I have had a considerable background from way back in atomic orbital theory, physical chemistry, organic chemistry, and the equilibrium necessary for cations and anions. Despite the calcium role in contraction, I would not discount hypomagnesemia in having a disease role because of the intracellular-extracellular connection. The description you pasted reminds me also of a lecture given a few years ago by the Nobel Laureate that year on the mechanism of cell division.

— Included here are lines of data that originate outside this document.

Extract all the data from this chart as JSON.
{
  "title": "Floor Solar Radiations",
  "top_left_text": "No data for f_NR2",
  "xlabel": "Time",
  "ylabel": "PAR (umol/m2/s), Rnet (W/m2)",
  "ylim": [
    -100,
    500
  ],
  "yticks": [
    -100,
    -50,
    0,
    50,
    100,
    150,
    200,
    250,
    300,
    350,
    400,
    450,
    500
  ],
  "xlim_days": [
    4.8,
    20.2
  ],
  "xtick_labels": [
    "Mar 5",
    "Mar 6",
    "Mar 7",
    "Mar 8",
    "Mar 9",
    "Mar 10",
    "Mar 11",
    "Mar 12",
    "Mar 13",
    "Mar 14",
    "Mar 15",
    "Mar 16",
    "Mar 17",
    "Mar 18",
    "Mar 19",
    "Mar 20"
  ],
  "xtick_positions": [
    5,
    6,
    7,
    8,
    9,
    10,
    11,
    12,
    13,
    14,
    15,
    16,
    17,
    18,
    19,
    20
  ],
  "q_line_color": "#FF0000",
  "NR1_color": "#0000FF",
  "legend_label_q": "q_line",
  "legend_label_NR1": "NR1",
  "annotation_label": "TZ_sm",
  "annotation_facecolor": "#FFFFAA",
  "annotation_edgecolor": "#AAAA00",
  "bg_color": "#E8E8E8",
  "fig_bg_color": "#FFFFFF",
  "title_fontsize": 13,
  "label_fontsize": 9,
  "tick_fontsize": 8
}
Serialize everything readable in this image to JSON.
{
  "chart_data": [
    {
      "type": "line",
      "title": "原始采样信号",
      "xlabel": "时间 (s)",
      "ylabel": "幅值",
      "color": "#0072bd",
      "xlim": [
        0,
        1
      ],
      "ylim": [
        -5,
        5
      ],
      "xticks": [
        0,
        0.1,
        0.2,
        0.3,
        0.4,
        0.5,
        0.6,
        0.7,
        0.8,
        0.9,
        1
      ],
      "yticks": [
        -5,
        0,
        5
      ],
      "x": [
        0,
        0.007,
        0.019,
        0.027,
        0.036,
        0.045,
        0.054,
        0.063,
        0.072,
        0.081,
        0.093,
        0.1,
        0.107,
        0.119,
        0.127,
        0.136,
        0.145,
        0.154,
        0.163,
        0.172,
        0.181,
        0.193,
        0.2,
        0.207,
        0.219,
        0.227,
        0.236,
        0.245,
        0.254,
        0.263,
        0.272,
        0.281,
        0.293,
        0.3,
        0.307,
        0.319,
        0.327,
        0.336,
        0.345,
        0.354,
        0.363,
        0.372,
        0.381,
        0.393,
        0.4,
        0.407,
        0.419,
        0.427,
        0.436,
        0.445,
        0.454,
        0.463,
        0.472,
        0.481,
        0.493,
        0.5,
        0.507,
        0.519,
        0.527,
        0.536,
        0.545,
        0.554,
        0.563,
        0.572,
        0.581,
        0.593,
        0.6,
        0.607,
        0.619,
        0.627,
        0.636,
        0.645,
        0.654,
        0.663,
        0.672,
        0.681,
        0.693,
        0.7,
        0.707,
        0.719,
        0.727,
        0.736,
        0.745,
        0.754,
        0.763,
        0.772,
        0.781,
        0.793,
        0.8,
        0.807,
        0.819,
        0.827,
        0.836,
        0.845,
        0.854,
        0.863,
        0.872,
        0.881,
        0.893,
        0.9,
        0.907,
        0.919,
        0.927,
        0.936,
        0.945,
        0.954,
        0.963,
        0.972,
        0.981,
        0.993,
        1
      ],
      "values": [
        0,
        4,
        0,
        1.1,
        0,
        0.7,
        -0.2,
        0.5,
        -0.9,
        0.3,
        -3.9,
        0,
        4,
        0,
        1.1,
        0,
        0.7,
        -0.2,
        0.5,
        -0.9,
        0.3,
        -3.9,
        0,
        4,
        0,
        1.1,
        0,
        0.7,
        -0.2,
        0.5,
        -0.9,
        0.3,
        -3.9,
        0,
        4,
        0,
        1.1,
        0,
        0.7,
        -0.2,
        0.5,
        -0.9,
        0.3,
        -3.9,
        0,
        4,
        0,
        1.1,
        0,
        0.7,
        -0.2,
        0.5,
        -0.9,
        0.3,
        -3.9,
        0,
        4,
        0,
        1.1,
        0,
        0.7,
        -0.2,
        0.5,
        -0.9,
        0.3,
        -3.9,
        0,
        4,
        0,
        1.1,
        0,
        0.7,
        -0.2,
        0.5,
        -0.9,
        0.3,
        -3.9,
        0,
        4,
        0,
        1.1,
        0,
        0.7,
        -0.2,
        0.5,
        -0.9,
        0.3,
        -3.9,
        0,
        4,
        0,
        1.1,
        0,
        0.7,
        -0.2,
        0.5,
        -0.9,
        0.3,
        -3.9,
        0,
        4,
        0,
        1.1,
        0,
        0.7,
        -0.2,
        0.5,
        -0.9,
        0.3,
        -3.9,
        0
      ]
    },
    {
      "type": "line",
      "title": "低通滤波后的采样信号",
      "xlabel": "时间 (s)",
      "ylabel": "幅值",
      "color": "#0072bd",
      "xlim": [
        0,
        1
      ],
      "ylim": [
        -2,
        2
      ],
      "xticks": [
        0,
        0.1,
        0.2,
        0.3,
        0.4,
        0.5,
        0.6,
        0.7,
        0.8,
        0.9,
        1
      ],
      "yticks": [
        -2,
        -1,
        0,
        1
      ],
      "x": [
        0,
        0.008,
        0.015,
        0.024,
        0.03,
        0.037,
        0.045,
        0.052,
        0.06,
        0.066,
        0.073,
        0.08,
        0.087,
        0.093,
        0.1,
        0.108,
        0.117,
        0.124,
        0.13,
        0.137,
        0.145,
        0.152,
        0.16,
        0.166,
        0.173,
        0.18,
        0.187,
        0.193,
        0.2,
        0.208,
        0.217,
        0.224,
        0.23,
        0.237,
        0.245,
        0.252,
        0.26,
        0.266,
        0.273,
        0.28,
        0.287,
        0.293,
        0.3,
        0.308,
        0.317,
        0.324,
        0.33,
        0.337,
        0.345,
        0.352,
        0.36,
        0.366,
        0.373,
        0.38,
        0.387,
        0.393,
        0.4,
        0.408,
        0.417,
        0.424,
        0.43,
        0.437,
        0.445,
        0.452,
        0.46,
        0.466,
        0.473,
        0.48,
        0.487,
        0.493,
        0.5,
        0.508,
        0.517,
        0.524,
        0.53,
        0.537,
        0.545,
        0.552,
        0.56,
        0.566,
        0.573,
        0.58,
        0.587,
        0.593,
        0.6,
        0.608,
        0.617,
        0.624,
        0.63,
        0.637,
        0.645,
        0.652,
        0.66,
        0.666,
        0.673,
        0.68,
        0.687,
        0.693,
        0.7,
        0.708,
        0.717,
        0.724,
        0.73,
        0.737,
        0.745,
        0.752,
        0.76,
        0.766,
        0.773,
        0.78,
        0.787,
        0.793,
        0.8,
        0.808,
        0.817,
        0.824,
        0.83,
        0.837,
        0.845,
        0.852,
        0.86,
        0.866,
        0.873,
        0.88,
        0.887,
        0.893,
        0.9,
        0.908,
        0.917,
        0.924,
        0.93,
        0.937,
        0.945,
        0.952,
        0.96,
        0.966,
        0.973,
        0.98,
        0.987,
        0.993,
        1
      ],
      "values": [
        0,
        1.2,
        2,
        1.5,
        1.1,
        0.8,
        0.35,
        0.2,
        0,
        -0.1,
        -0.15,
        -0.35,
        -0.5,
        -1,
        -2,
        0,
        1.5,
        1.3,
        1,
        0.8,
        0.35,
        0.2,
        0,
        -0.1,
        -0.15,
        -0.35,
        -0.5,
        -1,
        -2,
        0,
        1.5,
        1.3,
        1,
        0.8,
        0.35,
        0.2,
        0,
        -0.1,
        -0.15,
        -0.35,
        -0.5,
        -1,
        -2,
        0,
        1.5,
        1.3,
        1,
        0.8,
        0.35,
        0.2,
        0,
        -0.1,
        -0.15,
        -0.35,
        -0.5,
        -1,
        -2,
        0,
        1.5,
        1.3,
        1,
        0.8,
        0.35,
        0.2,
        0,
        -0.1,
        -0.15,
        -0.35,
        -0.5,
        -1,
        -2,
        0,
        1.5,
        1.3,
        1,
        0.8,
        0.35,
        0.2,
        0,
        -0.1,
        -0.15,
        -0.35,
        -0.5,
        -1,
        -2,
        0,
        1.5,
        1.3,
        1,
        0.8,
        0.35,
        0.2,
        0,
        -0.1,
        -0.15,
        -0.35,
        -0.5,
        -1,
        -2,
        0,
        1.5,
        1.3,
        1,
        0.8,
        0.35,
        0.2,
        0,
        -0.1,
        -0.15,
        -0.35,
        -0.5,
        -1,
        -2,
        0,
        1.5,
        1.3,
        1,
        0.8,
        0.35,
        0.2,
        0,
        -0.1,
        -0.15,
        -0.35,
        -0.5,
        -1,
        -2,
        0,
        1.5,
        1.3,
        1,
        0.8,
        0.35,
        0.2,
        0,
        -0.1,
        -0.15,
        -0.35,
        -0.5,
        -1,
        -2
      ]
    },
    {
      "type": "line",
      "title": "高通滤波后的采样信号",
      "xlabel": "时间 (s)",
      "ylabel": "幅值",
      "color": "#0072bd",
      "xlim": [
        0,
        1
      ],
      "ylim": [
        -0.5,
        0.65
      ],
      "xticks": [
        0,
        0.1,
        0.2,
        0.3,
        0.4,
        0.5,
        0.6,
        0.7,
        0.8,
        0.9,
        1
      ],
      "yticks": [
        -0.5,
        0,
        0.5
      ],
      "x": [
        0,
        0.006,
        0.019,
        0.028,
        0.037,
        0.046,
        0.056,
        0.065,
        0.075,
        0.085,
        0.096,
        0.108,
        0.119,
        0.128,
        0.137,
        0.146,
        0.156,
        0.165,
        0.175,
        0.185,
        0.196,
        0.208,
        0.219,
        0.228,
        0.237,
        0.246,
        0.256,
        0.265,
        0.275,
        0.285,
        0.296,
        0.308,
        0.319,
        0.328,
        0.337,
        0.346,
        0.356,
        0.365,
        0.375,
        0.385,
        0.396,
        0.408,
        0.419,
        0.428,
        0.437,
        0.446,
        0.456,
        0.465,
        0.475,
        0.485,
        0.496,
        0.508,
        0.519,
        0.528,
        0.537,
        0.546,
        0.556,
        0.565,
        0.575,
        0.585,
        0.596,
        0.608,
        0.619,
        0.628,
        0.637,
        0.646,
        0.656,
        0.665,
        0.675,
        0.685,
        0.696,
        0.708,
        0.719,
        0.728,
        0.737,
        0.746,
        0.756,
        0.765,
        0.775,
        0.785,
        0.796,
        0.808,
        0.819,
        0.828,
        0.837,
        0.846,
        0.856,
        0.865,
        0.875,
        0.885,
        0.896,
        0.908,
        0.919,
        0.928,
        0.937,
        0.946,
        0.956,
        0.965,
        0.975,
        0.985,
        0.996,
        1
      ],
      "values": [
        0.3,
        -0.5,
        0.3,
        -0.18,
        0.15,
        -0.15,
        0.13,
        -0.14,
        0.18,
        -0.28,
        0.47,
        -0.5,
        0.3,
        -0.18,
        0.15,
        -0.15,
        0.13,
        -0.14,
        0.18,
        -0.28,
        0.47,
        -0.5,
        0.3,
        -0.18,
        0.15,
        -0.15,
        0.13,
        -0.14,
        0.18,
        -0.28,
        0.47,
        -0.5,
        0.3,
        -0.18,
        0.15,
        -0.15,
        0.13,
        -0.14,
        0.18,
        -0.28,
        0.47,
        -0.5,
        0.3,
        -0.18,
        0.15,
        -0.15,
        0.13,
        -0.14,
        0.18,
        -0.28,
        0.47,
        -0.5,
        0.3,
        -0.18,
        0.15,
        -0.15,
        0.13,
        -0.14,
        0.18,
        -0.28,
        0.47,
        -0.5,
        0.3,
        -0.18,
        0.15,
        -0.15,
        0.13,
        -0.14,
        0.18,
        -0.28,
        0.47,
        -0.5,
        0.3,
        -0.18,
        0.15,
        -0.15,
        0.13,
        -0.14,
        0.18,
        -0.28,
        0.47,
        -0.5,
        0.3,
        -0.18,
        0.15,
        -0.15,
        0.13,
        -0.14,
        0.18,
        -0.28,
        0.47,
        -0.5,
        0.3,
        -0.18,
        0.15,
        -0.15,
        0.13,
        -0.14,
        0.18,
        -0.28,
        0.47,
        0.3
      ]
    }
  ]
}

I actually consider this amazing blog , âSAME SCIENTIFIC IMPACT: Scientific Publishing –
Open Journals vs. Subscription-based « Pharmaceutical Intelligenceâ, very compelling plus the blog post ended up being a good read.
Many thanks,Annette
I actually consider this amazing blog , âSAME SCIENTIFIC IMPACT: Scientific Publishing –
Open Journals vs. Subscription-based « Pharmaceutical Intelligenceâ, very compelling plus the blog post ended up being a good read.
Many thanks,Annette
I actually consider this amazing blog , âSAME SCIENTIFIC IMPACT: Scientific Publishing –
Open Journals vs. Subscription-based « Pharmaceutical Intelligenceâ, very compelling plus the blog post ended up being a good read.
Many thanks,Annette
I actually consider this amazing blog , âSAME SCIENTIFIC IMPACT: Scientific Publishing –
Open Journals vs. Subscription-based « Pharmaceutical Intelligenceâ, very compelling plus the blog post ended up being a good read.
Many thanks,Annette
I actually consider this amazing blog , âSAME SCIENTIFIC IMPACT: Scientific Publishing –
Open Journals vs. Subscription-based « Pharmaceutical Intelligenceâ, very compelling plus the blog post ended up being a good read.
Many thanks,Annette
I actually consider this amazing blog , âSAME SCIENTIFIC IMPACT: Scientific Publishing –
Open Journals vs. Subscription-based « Pharmaceutical Intelligenceâ, very compelling plus the blog post ended up being a good read.
Many thanks,Annette
I actually consider this amazing blog , âSAME SCIENTIFIC IMPACT: Scientific Publishing –
Open Journals vs. Subscription-based « Pharmaceutical Intelligenceâ, very compelling plus the blog post ended up being a good read.
Many thanks,Annette
I actually consider this amazing blog , âSAME SCIENTIFIC IMPACT: Scientific Publishing –
Open Journals vs. Subscription-based « Pharmaceutical Intelligenceâ, very compelling plus the blog post ended up being a good read.